The joy and expectation on her face moved me deeply. The faith of a child, delighted she would meet  her Jesus. No doubt in her mind. Just faith and belief in the goodness of our Savior.

At age seven, she is on that borderline between knowing facts and still having the innocence of young childhood.  The line is frequently blurred. Last night I had an article up about Israel and there was a photo of the Prime Minister prominently displayed.

“Who is that?” she asked, walking up behind my chair.

“Benjamin Netanyahu, the Prime Minister of Israel,” I told her.

“Israel? Wow.” She thought about that for a moment. “Benjamin was one of the  names of Jacob’s sons. We learned that in school”

Another pause.

Then her eyes lit up. “Do you think that man has gotten to see Jesus over there?”

I reminded her that Jesus walked the earth 2,000 years ago.

Her face clouded. “No, Mr. Benjamin isn’t that old, I guess.”
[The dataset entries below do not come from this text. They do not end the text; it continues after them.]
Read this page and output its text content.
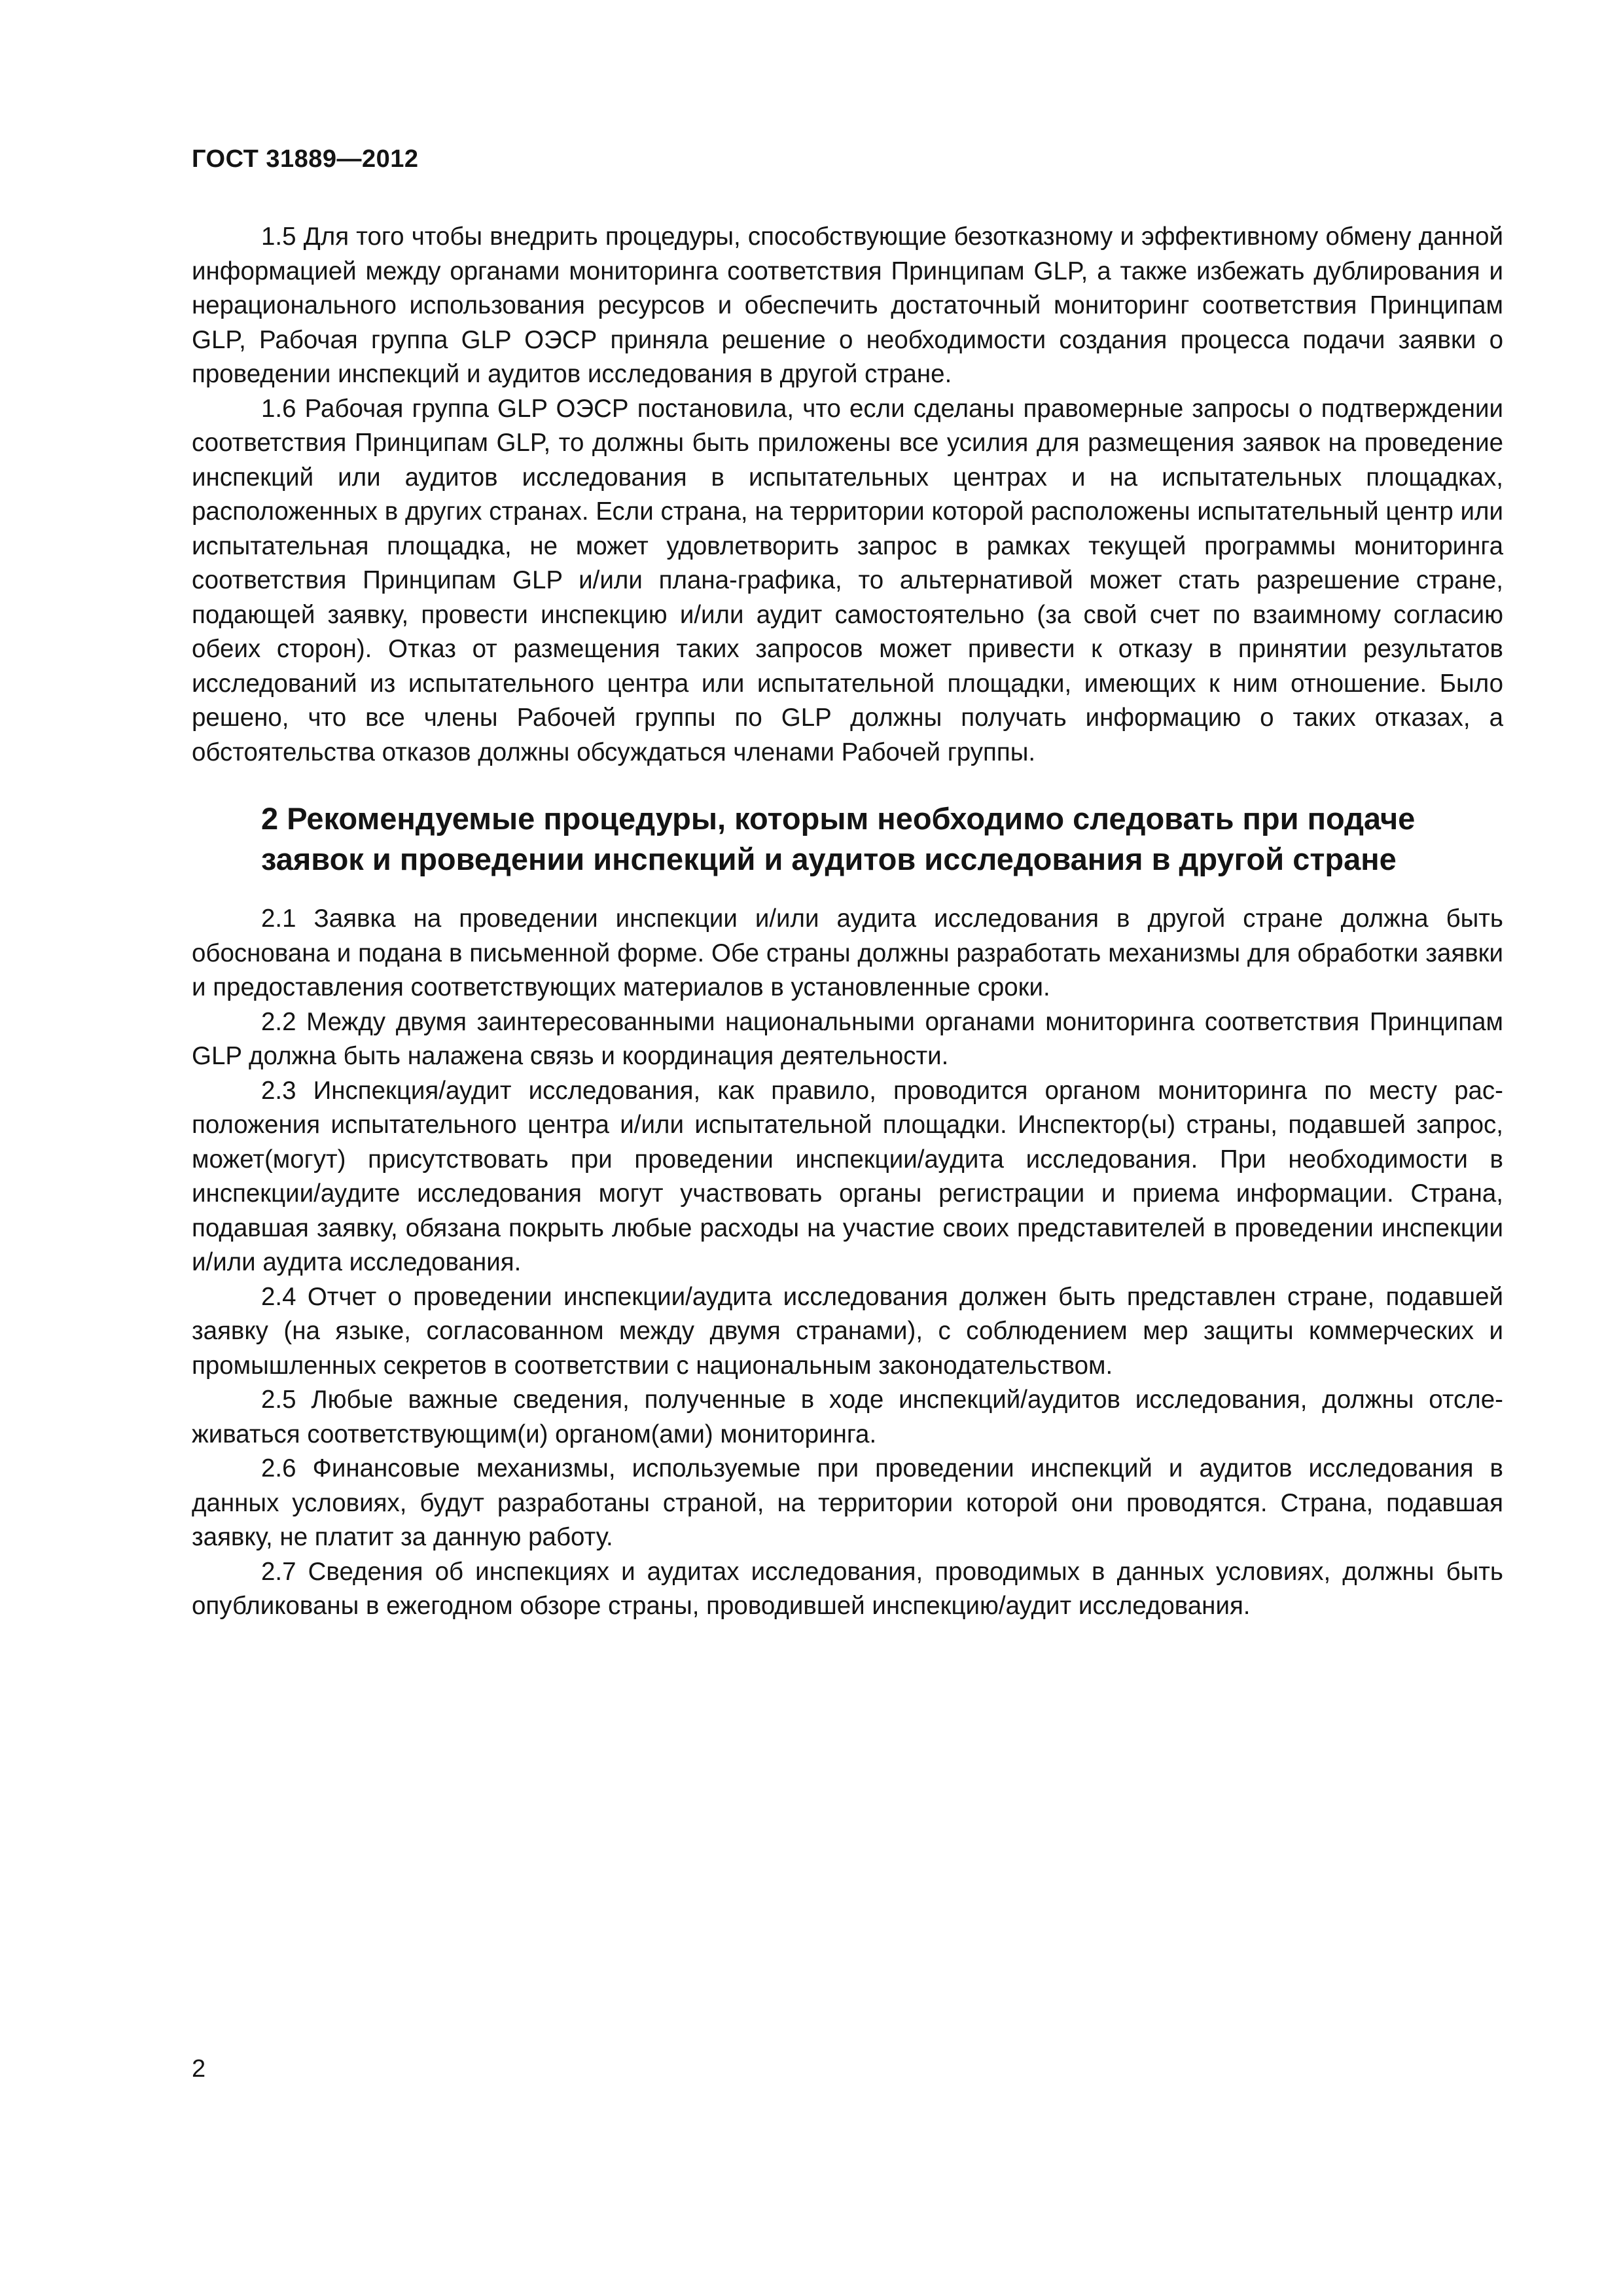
ГОСТ 31889—2012

1.5 Для того чтобы внедрить процедуры, способствующие безотказному и эффективному обмену данной информацией между органами мониторинга соответствия Принципам GLP, а также избежать дублирования и нерационального использования ресурсов и обеспечить достаточный мониторинг соответствия Принципам GLP, Рабочая группа GLP ОЭСР приняла решение о необходимости создания процесса подачи заявки о проведении инспекций и аудитов исследования в другой стране.

1.6 Рабочая группа GLP ОЭСР постановила, что если сделаны правомерные запросы о подтверждении соответствия Принципам GLP, то должны быть приложены все усилия для размещения заявок на проведение инспекций или аудитов исследования в испытательных центрах и на испытательных площадках, расположенных в других странах. Если страна, на территории которой расположены испытательный центр или испытательная площадка, не может удовлетворить запрос в рамках текущей программы мониторинга соответствия Принципам GLP и/или плана-графика, то альтернативой может стать разрешение стране, подающей заявку, провести инспекцию и/или аудит самостоятельно (за свой счет по взаимному согласию обеих сторон). Отказ от размещения таких запросов может привести к отказу в принятии результатов исследований из испытательного центра или испытательной площадки, имеющих к ним отношение. Было решено, что все члены Рабочей группы по GLP должны получать информацию о таких отказах, а обстоятельства отказов должны обсуждаться членами Рабочей группы.

2 Рекомендуемые процедуры, которым необходимо следовать при подаче заявок и проведении инспекций и аудитов исследования в другой стране

2.1 Заявка на проведении инспекции и/или аудита исследования в другой стране должна быть обоснована и подана в письменной форме. Обе страны должны разработать механизмы для обработки заявки и предоставления соответствующих материалов в установленные сроки.

2.2 Между двумя заинтересованными национальными органами мониторинга соответствия Принципам GLP должна быть налажена связь и координация деятельности.

2.3 Инспекция/аудит исследования, как правило, проводится органом мониторинга по месту расположения испытательного центра и/или испытательной площадки. Инспектор(ы) страны, подавшей запрос, может(могут) присутствовать при проведении инспекции/аудита исследования. При необходимости в инспекции/аудите исследования могут участвовать органы регистрации и приема информации. Страна, подавшая заявку, обязана покрыть любые расходы на участие своих представителей в проведении инспекции и/или аудита исследования.

2.4 Отчет о проведении инспекции/аудита исследования должен быть представлен стране, подавшей заявку (на языке, согласованном между двумя странами), с соблюдением мер защиты коммерческих и промышленных секретов в соответствии с национальным законодательством.

2.5 Любые важные сведения, полученные в ходе инспекций/аудитов исследования, должны отслеживаться соответствующим(и) органом(ами) мониторинга.

2.6 Финансовые механизмы, используемые при проведении инспекций и аудитов исследования в данных условиях, будут разработаны страной, на территории которой они проводятся. Страна, подавшая заявку, не платит за данную работу.

2.7 Сведения об инспекциях и аудитах исследования, проводимых в данных условиях, должны быть опубликованы в ежегодном обзоре страны, проводившей инспекцию/аудит исследования.

2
Lots of laugh out loud moments with children, and also moments that cause tears to come to your eyes.

“Do you think he’s gotten to see Jesus over there?”

A wistful and hopeful question. Maybe he has seen my Jesus.

For now, we see Jesus by faith. Hebrews 11. Some day we will see him face to face. The hands that were scarred for us. The One who loved us so much He took our place and the penalty for sin.

What a day that will be, Emily., when you can run to the One you love, who saved you by His grace. That is the blessed hope that keeps us as Christians going in this dark world.  That is how we continue on when the rebellion and sin around us gets worse and worse.

There’ll be no sorrow there,
No more burdens to bear,
No more sickness, no pain,
No more parting over there;
And forever I will be,
With the One who died for me,
What a day, glorious day that will be.
What a day that will be,
When my Jesus I shall see,
And I look upon His face,
The One who saved me by His grace;
When He takes me by the hand,
And leads me through the Promised Land,
What a day, glorious day that will be.